O papel da sociedade civil
O modelo Suez de gestão da água prevê também - no âmbito da Parceria Público Privado - a participação da sociedade civil. Com um projeto que consentiu de vencer o World Business Award nos anos passados, a multinacional francesa se põe aos olhos da opinião pública como um modelo de business social. Uma publicação do World Business Council for Sustainable Development (organização formada por 180 empresas multinacionais com sede na Suíça) explica nos detalhes o modelo proposto pela Suez, fazer negócio com os pobres: " Trata-se estritamente de negócio, de novos negócios e de novos mercados, negócios os quais beneficiam os pobres e as empresas" (Haciendo negocios con los pobres. Una guia de campo, Wbcsd 2004). E como se faz negócios com os pobres no mercado da água? O caso Suez/Manaus é citado como exemplo. No ano 2002 - entendendo que somente com o consenso e a participação direta da população era possível fazer negócio com a água nas zonas mais pobres - a Suez, junto com a ong "Essor" e a cooperação francesa, criou uma associação de moradores em um dos bairros mais pobres da cidade. A associação se ocupa da distribuição das contas de água, do recolhimento de dados dos novos clientes, de convencer quem tem dívidas acumuladas com a companhia a tentar pagar através de prestações, de mediar todas as situações que possam criar problemas. Em troca a associação recebe 2% do faturado efetivamente pagado na zona. Em outras palavras, é o teu vizinho quem vira representante da companhia de água e quem te convence que é justo pagar.

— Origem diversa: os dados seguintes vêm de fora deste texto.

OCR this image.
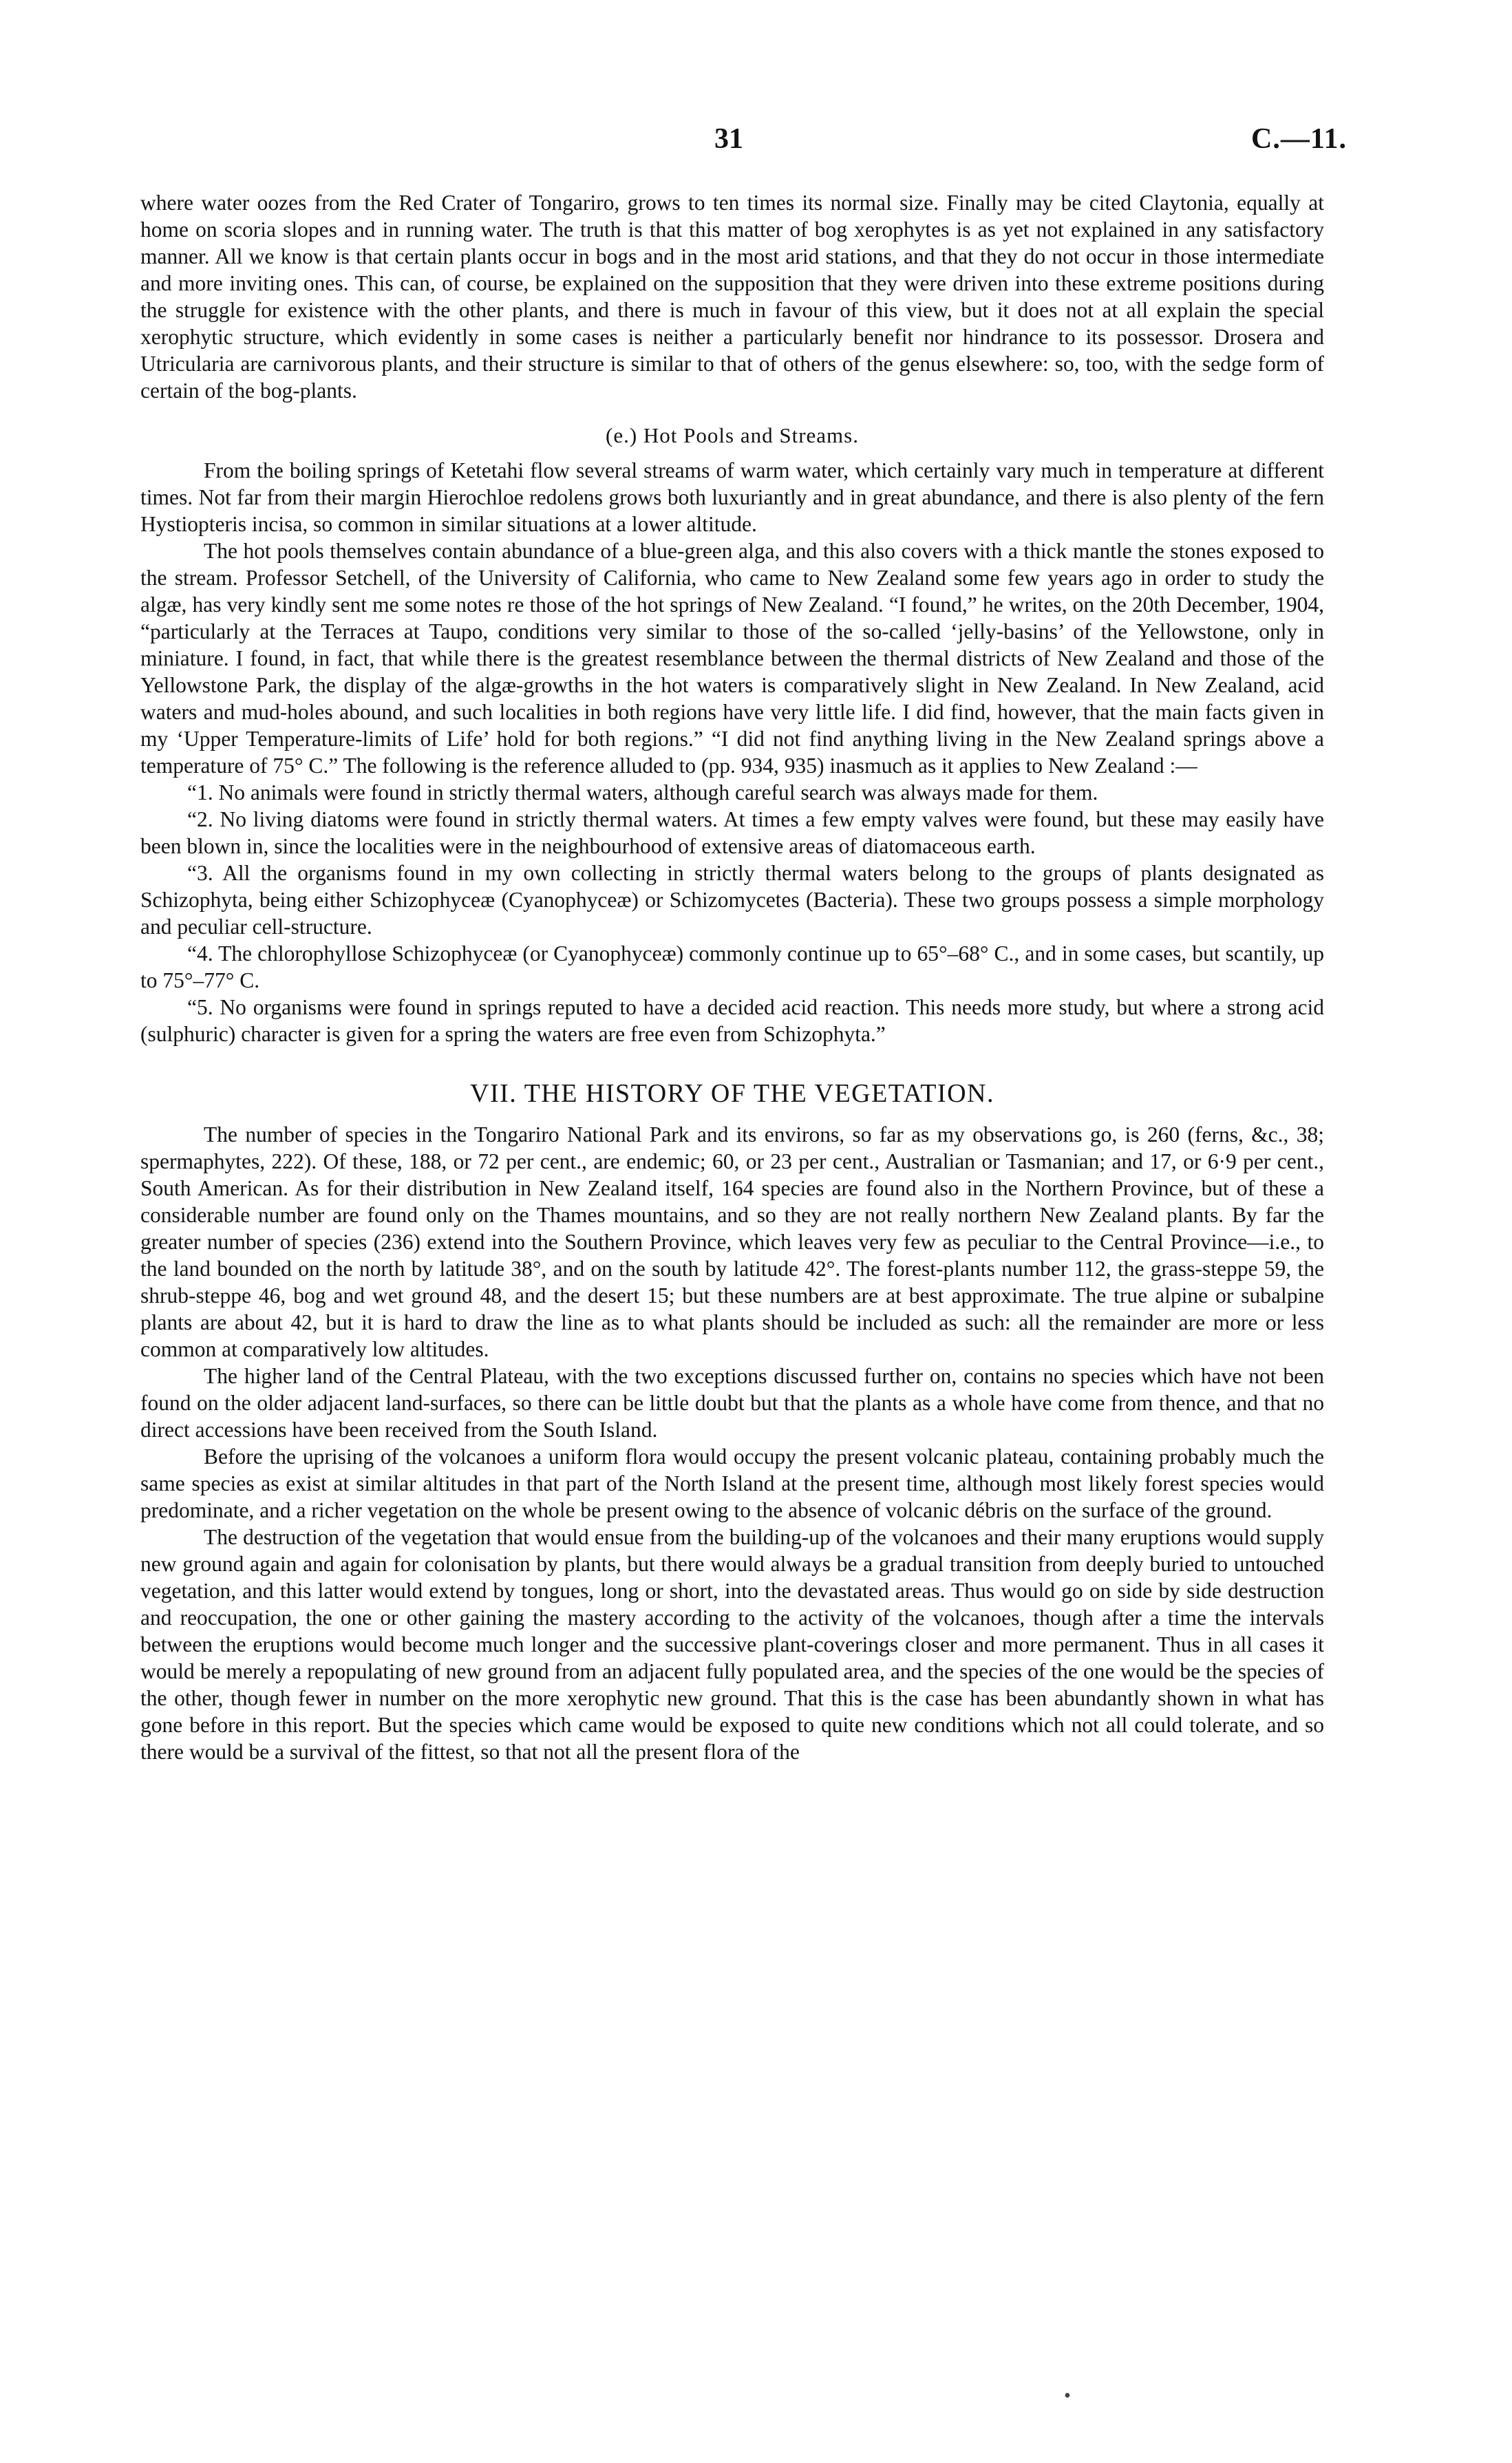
31	C.—11.

where water oozes from the Red Crater of Tongariro, grows to ten times its normal size. Finally may be cited Claytonia, equally at home on scoria slopes and in running water. The truth is that this matter of bog xerophytes is as yet not explained in any satisfactory manner. All we know is that certain plants occur in bogs and in the most arid stations, and that they do not occur in those intermediate and more inviting ones. This can, of course, be explained on the supposition that they were driven into these extreme positions during the struggle for existence with the other plants, and there is much in favour of this view, but it does not at all explain the special xerophytic structure, which evidently in some cases is neither a particularly benefit nor hindrance to its possessor. Drosera and Utricularia are carnivorous plants, and their structure is similar to that of others of the genus elsewhere: so, too, with the sedge form of certain of the bog-plants.

(e.) Hot Pools and Streams.

From the boiling springs of Ketetahi flow several streams of warm water, which certainly vary much in temperature at different times. Not far from their margin Hierochloe redolens grows both luxuriantly and in great abundance, and there is also plenty of the fern Hystiopteris incisa, so common in similar situations at a lower altitude.

The hot pools themselves contain abundance of a blue-green alga, and this also covers with a thick mantle the stones exposed to the stream. Professor Setchell, of the University of California, who came to New Zealand some few years ago in order to study the algæ, has very kindly sent me some notes re those of the hot springs of New Zealand. “I found,” he writes, on the 20th December, 1904, “particularly at the Terraces at Taupo, conditions very similar to those of the so-called ‘jelly-basins’ of the Yellowstone, only in miniature. I found, in fact, that while there is the greatest resemblance between the thermal districts of New Zealand and those of the Yellowstone Park, the display of the algæ-growths in the hot waters is comparatively slight in New Zealand. In New Zealand, acid waters and mud-holes abound, and such localities in both regions have very little life. I did find, however, that the main facts given in my ‘Upper Temperature-limits of Life’ hold for both regions.” “I did not find anything living in the New Zealand springs above a temperature of 75° C.” The following is the reference alluded to (pp. 934, 935) inasmuch as it applies to New Zealand :—

“1. No animals were found in strictly thermal waters, although careful search was always made for them.

“2. No living diatoms were found in strictly thermal waters. At times a few empty valves were found, but these may easily have been blown in, since the localities were in the neighbourhood of extensive areas of diatomaceous earth.

“3. All the organisms found in my own collecting in strictly thermal waters belong to the groups of plants designated as Schizophyta, being either Schizophyceæ (Cyanophyceæ) or Schizomycetes (Bacteria). These two groups possess a simple morphology and peculiar cell-structure.

“4. The chlorophyllose Schizophyceæ (or Cyanophyceæ) commonly continue up to 65°–68° C., and in some cases, but scantily, up to 75°–77° C.

“5. No organisms were found in springs reputed to have a decided acid reaction. This needs more study, but where a strong acid (sulphuric) character is given for a spring the waters are free even from Schizophyta.”

VII. THE HISTORY OF THE VEGETATION.

The number of species in the Tongariro National Park and its environs, so far as my observations go, is 260 (ferns, &c., 38; spermaphytes, 222). Of these, 188, or 72 per cent., are endemic; 60, or 23 per cent., Australian or Tasmanian; and 17, or 6·9 per cent., South American. As for their distribution in New Zealand itself, 164 species are found also in the Northern Province, but of these a considerable number are found only on the Thames mountains, and so they are not really northern New Zealand plants. By far the greater number of species (236) extend into the Southern Province, which leaves very few as peculiar to the Central Province—i.e., to the land bounded on the north by latitude 38°, and on the south by latitude 42°. The forest-plants number 112, the grass-steppe 59, the shrub-steppe 46, bog and wet ground 48, and the desert 15; but these numbers are at best approximate. The true alpine or subalpine plants are about 42, but it is hard to draw the line as to what plants should be included as such: all the remainder are more or less common at comparatively low altitudes.

The higher land of the Central Plateau, with the two exceptions discussed further on, contains no species which have not been found on the older adjacent land-surfaces, so there can be little doubt but that the plants as a whole have come from thence, and that no direct accessions have been received from the South Island.

Before the uprising of the volcanoes a uniform flora would occupy the present volcanic plateau, containing probably much the same species as exist at similar altitudes in that part of the North Island at the present time, although most likely forest species would predominate, and a richer vegetation on the whole be present owing to the absence of volcanic débris on the surface of the ground.

The destruction of the vegetation that would ensue from the building-up of the volcanoes and their many eruptions would supply new ground again and again for colonisation by plants, but there would always be a gradual transition from deeply buried to untouched vegetation, and this latter would extend by tongues, long or short, into the devastated areas. Thus would go on side by side destruction and reoccupation, the one or other gaining the mastery according to the activity of the volcanoes, though after a time the intervals between the eruptions would become much longer and the successive plant-coverings closer and more permanent. Thus in all cases it would be merely a repopulating of new ground from an adjacent fully populated area, and the species of the one would be the species of the other, though fewer in number on the more xerophytic new ground. That this is the case has been abundantly shown in what has gone before in this report. But the species which came would be exposed to quite new conditions which not all could tolerate, and so there would be a survival of the fittest, so that not all the present flora of the

•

A Suez cita o projeto como exemplo: mediante um fornecimento de 12 metros cúbicos de água por mês a cada família a conta tem um valor fixo de 16 reais. Na realidade a água fornecida à população do Mauzinho é decisivamente superior (pelo menos 50 metros cúbicos) mas a
companhia fecha um olho, visto que a experiência cobre relativamente poucas famílias. O projeto vira, desse modo, a demonstração de que fazer negócio com os pobres convêm a todos: a partir do momento que são os próprios cidadãos a distribuir as contas (e a ganhar em percentual) a taxa de inadimplência caiu abaixo da média. É também verdade que a associação incentiva a população a denunciar o vizinho em casos de "gatos". Um verdadeiro negócio mas não para os pobres.
Andrea Palladino
Publicado no jornal "Il Manifesto" - 10/03/2006.